Se conocieron en el súper que queda a dos cuadras de sus casas y descubrieron que vivían así de cerca. Cuando coincidían en aquel comercio él aprovechaba la oportunidad y la acompañaba hasta la puerta llevándole las bolsas. Ella, por su parte, primero se negaba y ante la insistencia de él, cedía.
Varios meses pasaron desde ese primer encuentro y ninguno se había atrevido a dar un paso más allá, ella menos porque eran chapados a la antigua, “el hombre siempre da el primer paso”, pero era evidente, en los ojos de los dos, que algo más que cordialidad vecinal los unía.
Un día Fabián se animó y le tocó el timbre a Lucía…
- ¿Y cómo sabes que me gustan las plantas? ¿Te lo dijo Clara, del lavadero? – le preguntó ella -.
- No. – contestó él bajando la mirada – Lo que pasa es que todos los días salgo al balcón para verte regar las plantas y veo que les hablás.

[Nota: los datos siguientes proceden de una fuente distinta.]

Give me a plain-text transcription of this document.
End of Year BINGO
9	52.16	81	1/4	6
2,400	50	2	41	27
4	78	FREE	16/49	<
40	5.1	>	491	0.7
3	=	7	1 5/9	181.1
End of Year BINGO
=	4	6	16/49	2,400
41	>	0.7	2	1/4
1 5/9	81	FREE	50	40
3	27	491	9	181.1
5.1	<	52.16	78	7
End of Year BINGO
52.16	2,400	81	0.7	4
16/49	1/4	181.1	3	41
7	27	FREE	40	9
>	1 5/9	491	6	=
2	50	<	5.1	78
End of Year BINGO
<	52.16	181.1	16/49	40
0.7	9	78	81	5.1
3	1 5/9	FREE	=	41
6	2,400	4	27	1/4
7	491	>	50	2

Te deben de gustar mucho, por eso te compré una, con flor y todo mirá, pero siento vergüenza de que confesarte que te busco con la mirada cada tarde. Admiro tus movimientos suaves, tu gesto dulce, tu andar.
Ella se sonrojó y le dijo: - Esperame acá.
Fabián quedó intrigado y preocupado, pensando qué le diría ella al volver, creyó que no era una buena señal.
Al regresar, Lucía traía en las manos un libro envuelto para regalo.
- Debo admitir que te sé fanático de la lectura… - El abrió grande los ojos y dijo: – No te lo comenté nunca.
- Lo sé… – titubeó antes de decir casi en un susurro - Te veo leyendo afanosamente en el sofá del living por las noches, veo el entusiasmo en tu cara.
El le ofreció una sonrisa amplia y sincera. - ¿Tomamos un café? – Le tendió una mano y ambos espías echaron a andar al atardecer con un libro y una flor.